でも実はiPhoneに付属するLightning接続のイヤホン「EarPods」や、アップルのアクセサリー「Lightning - 3.5mmヘッドフォンジャックアダプタ」を介して使い慣れているイヤホンやヘッドホンで音楽を聴く人は多い。

ワイヤレスイヤホンが必要とするスマホとのペアリングや本体の充電など、音楽が聴けるようになる手前の面倒な準備が不要なところは有線接続のイヤホンならではのメリットでもある。Lightning端子、またはUSB-C端子を採用するデジタル接続のイヤホンはいくつかのブランドが商品化してるが、その中でもRAYZ Proはユニークな特徴を数多く備える。その中から大きく3つの点に注目したい。

一つは音が良いことだ。本体にはスマホやオーティオプレーヤーからデジタルで入力された音楽信号を内部でアナログに変換して出力するためのDAコンバーターと、ヘッドホンアンプを内蔵している。CDからリッピングしたファイルやダウンロード音源、音楽配信のストリーミングを再生すると、解像度が高くパワフルなサウンドの違いに気が付くはずだ。

ヘッドホンアンプ回路の段から音声信号の左右チャンネルセパレーションを高めて、明瞭な立体的なサウンドを再現するためのバランス駆動処理を行なっていることも音に差がつく理由だ。

二つめの特徴として、専用アプリの「RAYZ」を使うと、ただ音楽を聴くだけでなくノイズキャンセリングにイコライザー、音楽を聴きながら外の音も取り込める「ヒアスルー」など便利な機能が使えるようになる。

パイオニアからは2017年の春にデジタルイヤホン「RAYZ Plus」が発売されている。本機はLightning接続専用のモデルだったが、新しいRAYZ Proはプレーヤー側のアダプターを変換してLightning/USB-C接続が選べるようになった。ここが最も注目したい三つめの特徴だ。
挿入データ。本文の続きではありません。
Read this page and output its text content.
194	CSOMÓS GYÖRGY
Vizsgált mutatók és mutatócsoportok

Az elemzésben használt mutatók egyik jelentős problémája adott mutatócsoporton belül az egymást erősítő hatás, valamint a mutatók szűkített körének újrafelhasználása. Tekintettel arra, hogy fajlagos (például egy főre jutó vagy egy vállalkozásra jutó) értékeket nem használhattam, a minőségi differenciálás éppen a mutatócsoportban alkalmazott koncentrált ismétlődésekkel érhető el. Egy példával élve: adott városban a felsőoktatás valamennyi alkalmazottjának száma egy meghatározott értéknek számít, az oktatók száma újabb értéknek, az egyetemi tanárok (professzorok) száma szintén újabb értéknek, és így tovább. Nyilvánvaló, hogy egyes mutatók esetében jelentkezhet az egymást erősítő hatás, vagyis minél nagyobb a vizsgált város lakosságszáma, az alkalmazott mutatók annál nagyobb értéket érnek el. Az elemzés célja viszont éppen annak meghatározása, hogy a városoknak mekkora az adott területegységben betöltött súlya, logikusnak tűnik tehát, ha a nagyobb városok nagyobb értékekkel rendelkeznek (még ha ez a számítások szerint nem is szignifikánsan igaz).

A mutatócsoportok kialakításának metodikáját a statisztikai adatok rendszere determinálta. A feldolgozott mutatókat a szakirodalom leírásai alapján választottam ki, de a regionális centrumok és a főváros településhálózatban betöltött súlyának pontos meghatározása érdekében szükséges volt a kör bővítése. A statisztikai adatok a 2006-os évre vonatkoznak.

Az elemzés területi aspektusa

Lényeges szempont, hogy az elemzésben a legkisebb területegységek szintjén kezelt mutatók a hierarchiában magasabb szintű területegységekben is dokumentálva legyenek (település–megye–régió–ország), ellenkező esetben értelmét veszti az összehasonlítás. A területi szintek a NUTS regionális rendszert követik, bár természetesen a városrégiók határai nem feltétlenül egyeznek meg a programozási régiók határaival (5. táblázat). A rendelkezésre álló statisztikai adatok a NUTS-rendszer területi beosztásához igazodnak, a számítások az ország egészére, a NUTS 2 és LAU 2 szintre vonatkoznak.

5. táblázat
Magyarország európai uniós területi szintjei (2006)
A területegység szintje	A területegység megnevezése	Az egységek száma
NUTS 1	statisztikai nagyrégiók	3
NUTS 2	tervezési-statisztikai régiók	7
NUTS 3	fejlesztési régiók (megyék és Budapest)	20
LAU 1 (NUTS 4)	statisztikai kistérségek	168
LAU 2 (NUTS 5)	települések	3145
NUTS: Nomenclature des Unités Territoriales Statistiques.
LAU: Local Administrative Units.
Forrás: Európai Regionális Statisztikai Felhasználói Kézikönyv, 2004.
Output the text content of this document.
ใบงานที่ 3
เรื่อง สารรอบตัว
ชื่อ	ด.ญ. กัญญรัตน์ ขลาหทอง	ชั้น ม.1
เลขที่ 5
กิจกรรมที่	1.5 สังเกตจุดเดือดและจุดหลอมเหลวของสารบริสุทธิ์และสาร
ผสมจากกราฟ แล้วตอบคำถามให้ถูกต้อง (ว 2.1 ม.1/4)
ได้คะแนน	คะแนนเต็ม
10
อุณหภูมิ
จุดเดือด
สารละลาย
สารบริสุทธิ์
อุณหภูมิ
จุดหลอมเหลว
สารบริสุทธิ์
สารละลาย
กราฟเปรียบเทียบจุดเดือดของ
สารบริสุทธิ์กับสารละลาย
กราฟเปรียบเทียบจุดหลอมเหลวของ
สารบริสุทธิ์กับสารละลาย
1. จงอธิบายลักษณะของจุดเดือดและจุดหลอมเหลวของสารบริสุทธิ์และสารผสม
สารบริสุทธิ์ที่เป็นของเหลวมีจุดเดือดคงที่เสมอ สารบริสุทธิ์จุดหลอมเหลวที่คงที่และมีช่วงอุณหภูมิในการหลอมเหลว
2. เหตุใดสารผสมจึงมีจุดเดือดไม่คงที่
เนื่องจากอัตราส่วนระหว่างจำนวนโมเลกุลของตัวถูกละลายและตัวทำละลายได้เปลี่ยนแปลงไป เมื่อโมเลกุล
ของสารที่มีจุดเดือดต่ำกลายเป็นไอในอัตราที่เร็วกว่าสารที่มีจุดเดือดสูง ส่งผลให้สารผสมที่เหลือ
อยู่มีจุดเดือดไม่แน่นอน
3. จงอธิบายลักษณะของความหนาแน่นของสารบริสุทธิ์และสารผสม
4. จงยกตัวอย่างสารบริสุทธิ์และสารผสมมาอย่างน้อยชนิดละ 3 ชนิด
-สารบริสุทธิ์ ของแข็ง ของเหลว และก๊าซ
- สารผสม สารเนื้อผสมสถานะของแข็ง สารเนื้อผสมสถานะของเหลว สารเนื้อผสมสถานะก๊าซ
ケーブルのインラインに設けたUAC(Ultra Accessory Connector)端子から先の変換ケーブルを交換して、さまざまなデバイスにつなぐ。ふだんからiPhoneとiPad Proを両方持ち歩きながら、それぞれで音楽やカメラ/ボイスレコーダーで録音した音をイヤホンで聞いたり、筆者のように記者・ライターの仕事に携わる者には便利さが実感できるイヤホンだ。

Lightningの変換アダプターは、本体にメス型のLightning端子も搭載されている。ここにLightningケーブルをつなぐとiPhoneで音楽を聴いたり、動画を視聴しながら充電もできる。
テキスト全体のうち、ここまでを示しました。